South Dakota's Tom Daschle, the former Senate Democratic leader who lost his seat four years ago, has been something of a mentor to Obama. He is seen as a potential Health & Human Services chief, should he want the job. Another potential HHS chief? Democratic National Committee chairman and doctor Howard Dean.
Kansas Gov. Kathleen Sebelius, an early Obama backer who was seriously considered for the vice presidential slot, is also seen as an HHS candidate, as well as a potential secretary of Education, Commerce, or Energy.
Then there's Pennsylvania Gov. Ed Rendell, an early Clinton supporter who became an enthusiastic Obama supporter, who could go to Energy or the Department of Transportation; former Iowa governor Tom Vilsack, a candidate to head the Department of Agriculture; and the candidates to head Homeland Security, among them Sept. 11 commissioner Tim Roemer, New York City police commissioner Ray Kelly, and former Federal Emergency Management Agency head James Lee Witt.
For the Labor department, former House majority leader Richard Gephardt is seen as a strong candidate; Richardson is seen as a candidate for the Department of the Interior, along with Rep.
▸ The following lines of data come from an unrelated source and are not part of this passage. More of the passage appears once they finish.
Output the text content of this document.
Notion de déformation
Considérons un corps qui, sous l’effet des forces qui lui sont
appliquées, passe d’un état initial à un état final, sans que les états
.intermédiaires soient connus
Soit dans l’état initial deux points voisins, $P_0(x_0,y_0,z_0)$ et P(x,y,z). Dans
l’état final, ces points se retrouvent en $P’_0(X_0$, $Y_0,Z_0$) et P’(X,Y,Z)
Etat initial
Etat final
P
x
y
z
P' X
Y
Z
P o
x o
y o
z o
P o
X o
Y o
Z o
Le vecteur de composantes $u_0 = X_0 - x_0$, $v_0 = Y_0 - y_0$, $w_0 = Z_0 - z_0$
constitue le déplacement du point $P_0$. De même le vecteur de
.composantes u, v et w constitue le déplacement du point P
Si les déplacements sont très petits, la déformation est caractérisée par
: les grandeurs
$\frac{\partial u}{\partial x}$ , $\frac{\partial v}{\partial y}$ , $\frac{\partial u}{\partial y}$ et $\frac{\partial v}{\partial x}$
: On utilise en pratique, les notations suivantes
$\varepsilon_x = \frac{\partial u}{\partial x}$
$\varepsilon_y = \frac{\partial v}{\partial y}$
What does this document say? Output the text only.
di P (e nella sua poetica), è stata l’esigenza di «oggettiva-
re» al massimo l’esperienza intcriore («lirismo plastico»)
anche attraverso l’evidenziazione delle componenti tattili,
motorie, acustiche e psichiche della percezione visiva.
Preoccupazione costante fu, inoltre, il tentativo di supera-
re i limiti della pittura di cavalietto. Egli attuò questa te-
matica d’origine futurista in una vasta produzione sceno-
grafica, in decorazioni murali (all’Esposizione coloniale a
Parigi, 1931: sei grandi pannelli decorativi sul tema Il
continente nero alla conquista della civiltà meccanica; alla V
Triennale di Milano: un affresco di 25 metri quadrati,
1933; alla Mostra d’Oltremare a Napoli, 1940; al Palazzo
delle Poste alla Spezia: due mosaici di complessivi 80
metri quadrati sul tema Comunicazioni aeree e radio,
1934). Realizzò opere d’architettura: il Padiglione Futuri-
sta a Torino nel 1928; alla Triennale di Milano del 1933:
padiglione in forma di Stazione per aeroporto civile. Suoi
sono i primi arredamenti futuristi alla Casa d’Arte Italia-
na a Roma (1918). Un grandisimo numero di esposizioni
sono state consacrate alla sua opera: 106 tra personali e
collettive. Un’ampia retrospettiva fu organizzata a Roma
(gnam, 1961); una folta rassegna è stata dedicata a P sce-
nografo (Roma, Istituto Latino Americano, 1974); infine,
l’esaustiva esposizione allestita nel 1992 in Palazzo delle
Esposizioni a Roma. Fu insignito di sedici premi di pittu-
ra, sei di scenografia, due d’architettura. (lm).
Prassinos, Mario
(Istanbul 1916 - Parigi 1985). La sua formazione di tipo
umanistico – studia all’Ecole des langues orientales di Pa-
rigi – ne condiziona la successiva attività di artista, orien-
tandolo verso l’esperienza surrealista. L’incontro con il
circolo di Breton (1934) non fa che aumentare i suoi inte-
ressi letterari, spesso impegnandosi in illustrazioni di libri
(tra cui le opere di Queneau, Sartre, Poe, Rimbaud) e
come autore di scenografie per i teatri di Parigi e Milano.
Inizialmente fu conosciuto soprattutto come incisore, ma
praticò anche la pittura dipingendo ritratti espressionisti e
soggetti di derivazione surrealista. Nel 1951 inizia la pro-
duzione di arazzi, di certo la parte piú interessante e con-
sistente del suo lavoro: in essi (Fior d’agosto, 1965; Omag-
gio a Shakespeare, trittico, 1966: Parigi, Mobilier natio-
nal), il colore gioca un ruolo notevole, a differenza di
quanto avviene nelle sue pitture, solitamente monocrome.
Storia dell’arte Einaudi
Jay Inslee; and South Carolina Rep. James E. Clyburn could head the Department of Housing & Urban Development.
Among the highest profile names popping up is that of Colin Powell, the Republican former Secretary Of State who endorsed Obama, who could become secretary of Education or Defense. Also in the mix is Robert F. Kennedy Jr., who could be tapped to head the Environmental Protection Agency.